Ce magistrat a rendu compte des plaidoiries dans le délibéré de la cour, composée de :
Madame Sylvia LE FISCHER, Présidente,
Madame Marie-Bénédicte JACQUET, Conseiller,
Madame Rose-May SPAZZOLA, Conseiller,
Greffier, lors des débats : Madame Clémence VICTORIA, greffière placée
EXPOSÉ DU LITIGE
Le 1er octobre 2015, la société [6] devenue [7] (la société) a souscrit auprès de la caisse primaire d'assurance maladie de la Haute-Garonne (la caisse) pour l' un de ses salariées, M. [Z] [N] (l'assuré) exerçant en qualité de technicien informatique, une déclaration d'accident du travail survenu le jour même.

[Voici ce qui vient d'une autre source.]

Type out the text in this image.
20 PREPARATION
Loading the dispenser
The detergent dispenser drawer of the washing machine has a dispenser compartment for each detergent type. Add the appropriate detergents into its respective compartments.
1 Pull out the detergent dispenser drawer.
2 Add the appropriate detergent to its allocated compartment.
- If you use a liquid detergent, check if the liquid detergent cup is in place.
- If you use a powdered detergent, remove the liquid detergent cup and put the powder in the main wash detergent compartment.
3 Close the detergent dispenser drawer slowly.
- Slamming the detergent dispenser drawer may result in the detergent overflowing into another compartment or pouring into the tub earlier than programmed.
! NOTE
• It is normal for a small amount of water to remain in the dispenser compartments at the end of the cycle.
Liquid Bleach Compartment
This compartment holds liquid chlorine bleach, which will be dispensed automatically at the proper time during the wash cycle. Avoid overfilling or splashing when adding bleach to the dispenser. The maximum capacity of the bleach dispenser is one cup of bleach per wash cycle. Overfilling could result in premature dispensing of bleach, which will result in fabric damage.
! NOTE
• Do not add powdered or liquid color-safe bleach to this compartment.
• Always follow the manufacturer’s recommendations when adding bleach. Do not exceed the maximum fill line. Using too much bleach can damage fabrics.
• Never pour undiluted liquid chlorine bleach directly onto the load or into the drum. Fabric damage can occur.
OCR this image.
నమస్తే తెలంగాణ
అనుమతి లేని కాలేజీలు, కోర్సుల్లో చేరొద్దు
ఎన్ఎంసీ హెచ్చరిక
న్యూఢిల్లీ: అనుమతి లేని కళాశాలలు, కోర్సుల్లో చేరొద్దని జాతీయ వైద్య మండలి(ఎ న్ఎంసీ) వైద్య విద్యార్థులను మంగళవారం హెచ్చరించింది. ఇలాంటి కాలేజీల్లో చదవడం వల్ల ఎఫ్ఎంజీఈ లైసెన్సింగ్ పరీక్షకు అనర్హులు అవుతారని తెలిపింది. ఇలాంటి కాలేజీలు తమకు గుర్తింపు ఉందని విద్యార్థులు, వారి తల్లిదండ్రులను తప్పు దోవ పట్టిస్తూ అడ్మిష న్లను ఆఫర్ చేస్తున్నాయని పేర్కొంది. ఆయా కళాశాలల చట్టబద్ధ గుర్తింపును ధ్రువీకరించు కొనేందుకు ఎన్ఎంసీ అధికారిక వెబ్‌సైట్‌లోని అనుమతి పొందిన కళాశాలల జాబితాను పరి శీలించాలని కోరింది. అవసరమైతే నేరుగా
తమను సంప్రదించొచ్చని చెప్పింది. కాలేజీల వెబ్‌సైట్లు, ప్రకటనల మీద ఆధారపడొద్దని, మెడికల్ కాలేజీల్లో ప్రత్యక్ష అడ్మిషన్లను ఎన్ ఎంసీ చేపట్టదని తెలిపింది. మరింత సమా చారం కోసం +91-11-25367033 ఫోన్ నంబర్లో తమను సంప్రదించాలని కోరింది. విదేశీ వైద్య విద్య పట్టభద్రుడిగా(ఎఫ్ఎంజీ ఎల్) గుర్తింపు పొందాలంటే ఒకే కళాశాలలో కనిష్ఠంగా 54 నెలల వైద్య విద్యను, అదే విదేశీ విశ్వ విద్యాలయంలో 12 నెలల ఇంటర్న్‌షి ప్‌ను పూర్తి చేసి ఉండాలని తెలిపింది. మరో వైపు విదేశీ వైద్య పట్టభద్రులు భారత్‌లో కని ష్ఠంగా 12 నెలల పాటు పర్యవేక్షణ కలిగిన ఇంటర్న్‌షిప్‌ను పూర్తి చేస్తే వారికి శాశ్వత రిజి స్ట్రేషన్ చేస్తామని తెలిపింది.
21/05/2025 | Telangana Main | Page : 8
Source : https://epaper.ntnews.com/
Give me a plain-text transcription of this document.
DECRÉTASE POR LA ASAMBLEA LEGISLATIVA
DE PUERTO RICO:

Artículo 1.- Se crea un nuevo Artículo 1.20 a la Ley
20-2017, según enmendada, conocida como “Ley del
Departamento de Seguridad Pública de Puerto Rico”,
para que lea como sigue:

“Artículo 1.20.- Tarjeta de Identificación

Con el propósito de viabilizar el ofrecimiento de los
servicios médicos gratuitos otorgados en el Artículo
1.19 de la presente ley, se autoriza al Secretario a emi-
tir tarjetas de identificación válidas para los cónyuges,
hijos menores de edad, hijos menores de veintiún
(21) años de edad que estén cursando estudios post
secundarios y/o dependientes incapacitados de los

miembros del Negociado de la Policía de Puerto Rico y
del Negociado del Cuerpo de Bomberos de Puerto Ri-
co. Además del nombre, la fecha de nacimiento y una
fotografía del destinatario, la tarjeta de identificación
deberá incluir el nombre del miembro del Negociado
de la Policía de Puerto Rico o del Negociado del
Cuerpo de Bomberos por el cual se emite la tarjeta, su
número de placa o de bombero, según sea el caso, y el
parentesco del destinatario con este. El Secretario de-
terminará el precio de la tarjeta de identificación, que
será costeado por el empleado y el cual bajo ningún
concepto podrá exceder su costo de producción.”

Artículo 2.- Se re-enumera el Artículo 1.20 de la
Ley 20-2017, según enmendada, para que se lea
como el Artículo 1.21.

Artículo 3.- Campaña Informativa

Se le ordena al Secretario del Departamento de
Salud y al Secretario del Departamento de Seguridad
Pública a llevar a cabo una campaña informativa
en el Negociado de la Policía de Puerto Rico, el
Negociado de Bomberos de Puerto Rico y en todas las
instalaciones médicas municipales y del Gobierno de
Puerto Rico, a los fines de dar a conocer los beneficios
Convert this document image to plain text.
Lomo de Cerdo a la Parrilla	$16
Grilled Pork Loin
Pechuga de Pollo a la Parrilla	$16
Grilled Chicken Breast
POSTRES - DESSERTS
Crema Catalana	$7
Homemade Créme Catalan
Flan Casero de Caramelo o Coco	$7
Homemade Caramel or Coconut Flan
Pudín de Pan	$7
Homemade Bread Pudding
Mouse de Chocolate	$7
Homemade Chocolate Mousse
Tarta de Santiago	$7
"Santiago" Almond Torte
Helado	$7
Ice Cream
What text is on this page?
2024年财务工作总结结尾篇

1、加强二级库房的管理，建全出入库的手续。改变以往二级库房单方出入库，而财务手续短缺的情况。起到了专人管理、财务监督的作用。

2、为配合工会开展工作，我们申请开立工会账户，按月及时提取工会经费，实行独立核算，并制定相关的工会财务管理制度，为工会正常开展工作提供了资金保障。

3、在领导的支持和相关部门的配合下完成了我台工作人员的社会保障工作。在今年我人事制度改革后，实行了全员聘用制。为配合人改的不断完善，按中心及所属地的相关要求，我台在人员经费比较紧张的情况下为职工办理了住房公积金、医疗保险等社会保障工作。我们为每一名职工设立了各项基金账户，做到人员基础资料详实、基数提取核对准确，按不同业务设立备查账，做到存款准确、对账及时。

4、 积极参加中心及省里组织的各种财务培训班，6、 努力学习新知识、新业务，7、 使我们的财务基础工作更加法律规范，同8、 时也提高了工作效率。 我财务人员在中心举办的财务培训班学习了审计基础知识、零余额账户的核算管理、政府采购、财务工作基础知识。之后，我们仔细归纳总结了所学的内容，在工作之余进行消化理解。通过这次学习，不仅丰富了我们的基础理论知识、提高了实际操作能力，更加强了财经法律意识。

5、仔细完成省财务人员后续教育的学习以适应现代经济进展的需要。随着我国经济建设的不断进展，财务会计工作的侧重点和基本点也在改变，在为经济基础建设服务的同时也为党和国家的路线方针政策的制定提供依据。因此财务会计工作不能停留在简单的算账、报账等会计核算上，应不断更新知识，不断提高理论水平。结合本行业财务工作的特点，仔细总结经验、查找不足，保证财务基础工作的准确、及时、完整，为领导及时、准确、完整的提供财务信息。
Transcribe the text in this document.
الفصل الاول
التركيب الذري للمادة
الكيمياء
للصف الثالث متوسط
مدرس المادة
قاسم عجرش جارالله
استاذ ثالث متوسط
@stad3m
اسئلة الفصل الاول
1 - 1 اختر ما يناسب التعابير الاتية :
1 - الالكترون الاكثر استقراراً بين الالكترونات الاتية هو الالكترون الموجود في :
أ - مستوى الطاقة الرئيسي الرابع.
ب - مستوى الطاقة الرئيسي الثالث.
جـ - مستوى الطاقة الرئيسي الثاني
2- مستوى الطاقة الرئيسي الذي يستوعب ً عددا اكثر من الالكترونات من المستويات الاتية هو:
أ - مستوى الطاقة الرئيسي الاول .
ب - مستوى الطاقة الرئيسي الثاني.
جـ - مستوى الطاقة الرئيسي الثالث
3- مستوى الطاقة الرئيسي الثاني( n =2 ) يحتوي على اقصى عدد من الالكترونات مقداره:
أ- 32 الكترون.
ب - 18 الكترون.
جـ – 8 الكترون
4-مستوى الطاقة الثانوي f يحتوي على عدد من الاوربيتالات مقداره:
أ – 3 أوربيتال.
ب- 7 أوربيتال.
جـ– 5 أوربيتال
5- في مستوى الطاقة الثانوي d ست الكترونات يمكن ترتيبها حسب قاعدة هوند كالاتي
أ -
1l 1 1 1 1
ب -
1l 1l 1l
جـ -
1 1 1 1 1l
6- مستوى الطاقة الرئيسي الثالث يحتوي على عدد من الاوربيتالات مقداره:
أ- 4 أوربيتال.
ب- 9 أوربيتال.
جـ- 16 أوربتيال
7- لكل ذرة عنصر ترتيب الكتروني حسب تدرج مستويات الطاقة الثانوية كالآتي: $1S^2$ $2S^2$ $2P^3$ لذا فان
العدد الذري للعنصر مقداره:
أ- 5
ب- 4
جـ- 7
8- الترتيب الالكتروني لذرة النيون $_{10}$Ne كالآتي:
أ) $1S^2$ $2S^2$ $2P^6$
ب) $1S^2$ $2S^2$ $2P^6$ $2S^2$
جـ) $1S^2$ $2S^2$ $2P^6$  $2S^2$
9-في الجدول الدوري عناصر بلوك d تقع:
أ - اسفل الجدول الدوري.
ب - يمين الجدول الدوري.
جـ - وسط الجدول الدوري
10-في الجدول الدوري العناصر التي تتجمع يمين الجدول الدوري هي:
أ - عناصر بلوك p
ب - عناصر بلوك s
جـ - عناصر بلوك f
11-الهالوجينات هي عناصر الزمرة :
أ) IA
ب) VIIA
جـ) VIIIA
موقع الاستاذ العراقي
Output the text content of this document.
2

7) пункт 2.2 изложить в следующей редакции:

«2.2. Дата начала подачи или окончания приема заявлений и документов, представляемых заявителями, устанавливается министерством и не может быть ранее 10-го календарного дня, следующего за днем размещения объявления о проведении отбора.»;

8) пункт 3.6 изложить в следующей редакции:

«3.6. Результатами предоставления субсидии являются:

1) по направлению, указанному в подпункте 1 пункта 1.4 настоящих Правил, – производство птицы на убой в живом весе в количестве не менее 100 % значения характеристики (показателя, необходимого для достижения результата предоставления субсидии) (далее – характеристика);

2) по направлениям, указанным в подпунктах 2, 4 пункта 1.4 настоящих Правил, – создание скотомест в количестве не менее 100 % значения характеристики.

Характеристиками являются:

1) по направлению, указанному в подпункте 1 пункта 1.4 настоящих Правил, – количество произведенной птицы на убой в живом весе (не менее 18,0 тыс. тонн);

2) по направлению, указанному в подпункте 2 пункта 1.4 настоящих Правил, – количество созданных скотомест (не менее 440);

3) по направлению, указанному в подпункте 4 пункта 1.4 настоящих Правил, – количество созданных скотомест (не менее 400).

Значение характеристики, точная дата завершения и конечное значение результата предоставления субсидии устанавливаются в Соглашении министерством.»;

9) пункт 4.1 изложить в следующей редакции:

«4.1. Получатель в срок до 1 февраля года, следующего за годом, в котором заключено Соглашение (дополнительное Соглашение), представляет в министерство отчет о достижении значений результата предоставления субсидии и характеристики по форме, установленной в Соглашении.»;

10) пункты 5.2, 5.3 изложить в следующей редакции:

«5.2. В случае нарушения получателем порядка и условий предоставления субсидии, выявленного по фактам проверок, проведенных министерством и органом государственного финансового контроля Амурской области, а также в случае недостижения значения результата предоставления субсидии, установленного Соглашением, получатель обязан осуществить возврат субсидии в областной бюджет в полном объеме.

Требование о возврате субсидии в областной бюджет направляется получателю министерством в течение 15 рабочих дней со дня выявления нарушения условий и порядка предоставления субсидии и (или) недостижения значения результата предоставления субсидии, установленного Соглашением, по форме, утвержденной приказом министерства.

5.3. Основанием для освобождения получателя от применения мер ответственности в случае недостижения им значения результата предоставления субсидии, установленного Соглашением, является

Le 2 octobre 2015, la société a renseigné une seconde déclaration précisant les circonstances de l'accident : « Lors de son retour de déjeuner (12h-13h30), M. [N] est venu assister à une réunion de service habituelle en position assise. Sentiment de malaise, vomissement, sueur, pas de symptôme particulier apparent ».
L'assuré est décédé le 1er octobre 2015 à 16h27, après avoir été transporté au service des urgences de la clinique d'Occitanie à [Localité 8].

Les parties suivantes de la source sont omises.